Aksi-aksi kekerasan atas nama agama, budaya, dan membendung ijtihad bukanlah solusi dan bentuk kebebasan yang beradab, ketika kelompok-kelompok tertentu mengharamkan demokrasi dengan segala macam kebebasan yang di anugerahkannya dalam berdinamika dan berdialog, justru di saat itu golongan tersebut sesungguhnya memakai demokrasi sebagai alat untuk menghakimi orang yang berbeda, sebagai lawan, menyebut kafir, dan berperang seolah atas nama Tuhan.  Pemikiran yang di sarikan atas nama syariat Islam ini sesungguhnya akan memelihara perkembangan dan mewujudkan kemanusiaan, harmonisasi dan peradaban.

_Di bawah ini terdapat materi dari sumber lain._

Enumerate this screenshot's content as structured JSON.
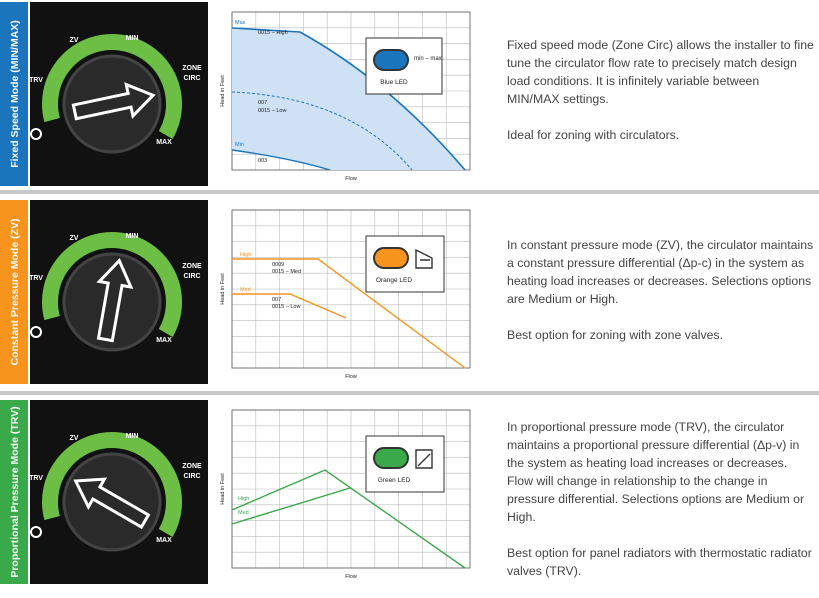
{
  "sections": [
    {
      "mode_label": "Fixed Speed Mode (MIN/MAX)",
      "dial_labels": [
        "ZV",
        "MIN",
        "TRV",
        "ZONE",
        "CIRC",
        "MAX"
      ],
      "chart": {
        "y_label": "Head in Feet",
        "x_label": "Flow",
        "legend": "Blue LED",
        "legend_note": "min – max",
        "curve_labels": [
          "Max",
          "0015 – High",
          "007",
          "0015 – Low",
          "Min",
          "003"
        ]
      },
      "paragraphs": [
        "Fixed speed mode (Zone Circ) allows the installer to fine tune the circulator flow rate to precisely match design load conditions. It is infinitely variable between MIN/MAX settings.",
        "Ideal for zoning with circulators."
      ]
    },
    {
      "mode_label": "Constant Pressure Mode (ZV)",
      "dial_labels": [
        "ZV",
        "MIN",
        "TRV",
        "ZONE",
        "CIRC",
        "MAX"
      ],
      "chart": {
        "y_label": "Head in Feet",
        "x_label": "Flow",
        "legend": "Orange LED",
        "curve_labels": [
          "High",
          "0009",
          "0015 – Med",
          "Med",
          "007",
          "0015 – Low"
        ]
      },
      "paragraphs": [
        "In constant pressure mode (ZV), the circulator maintains a constant pressure differential (Δp-c) in the system as heating load increases or decreases. Selections options are Medium or High.",
        "Best option for zoning with zone valves."
      ]
    },
    {
      "mode_label": "Proportional Pressure Mode (TRV)",
      "dial_labels": [
        "ZV",
        "MIN",
        "TRV",
        "ZONE",
        "CIRC",
        "MAX"
      ],
      "chart": {
        "y_label": "Head in Feet",
        "x_label": "Flow",
        "legend": "Green LED",
        "curve_labels": [
          "High",
          "Med"
        ]
      },
      "paragraphs": [
        "In proportional pressure mode (TRV), the circulator maintains a proportional pressure differential (Δp-v) in the system as heating load increases or decreases. Flow will change in relationship to the change in pressure differential. Selections options are Medium or High.",
        "Best option for panel radiators with thermostatic radiator valves (TRV)."
      ]
    }
  ]
}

Jika menolak perbedaan dan pemikiran, yang ada, maka sama halnya telah menolak akan takdir dan ketetapan Allah SWT. Sikap optimisme dan aspirasi-aspirasi logis yang tiada henti inilah sesungguhnya yang diinginkan oleh bangsa ini untuk sebuah kemerdekaan yang utuh, bermartabat dan lebih baik karena pada dasarnya itulah yang menjadi fundamen the founding fathers nya negeri ini.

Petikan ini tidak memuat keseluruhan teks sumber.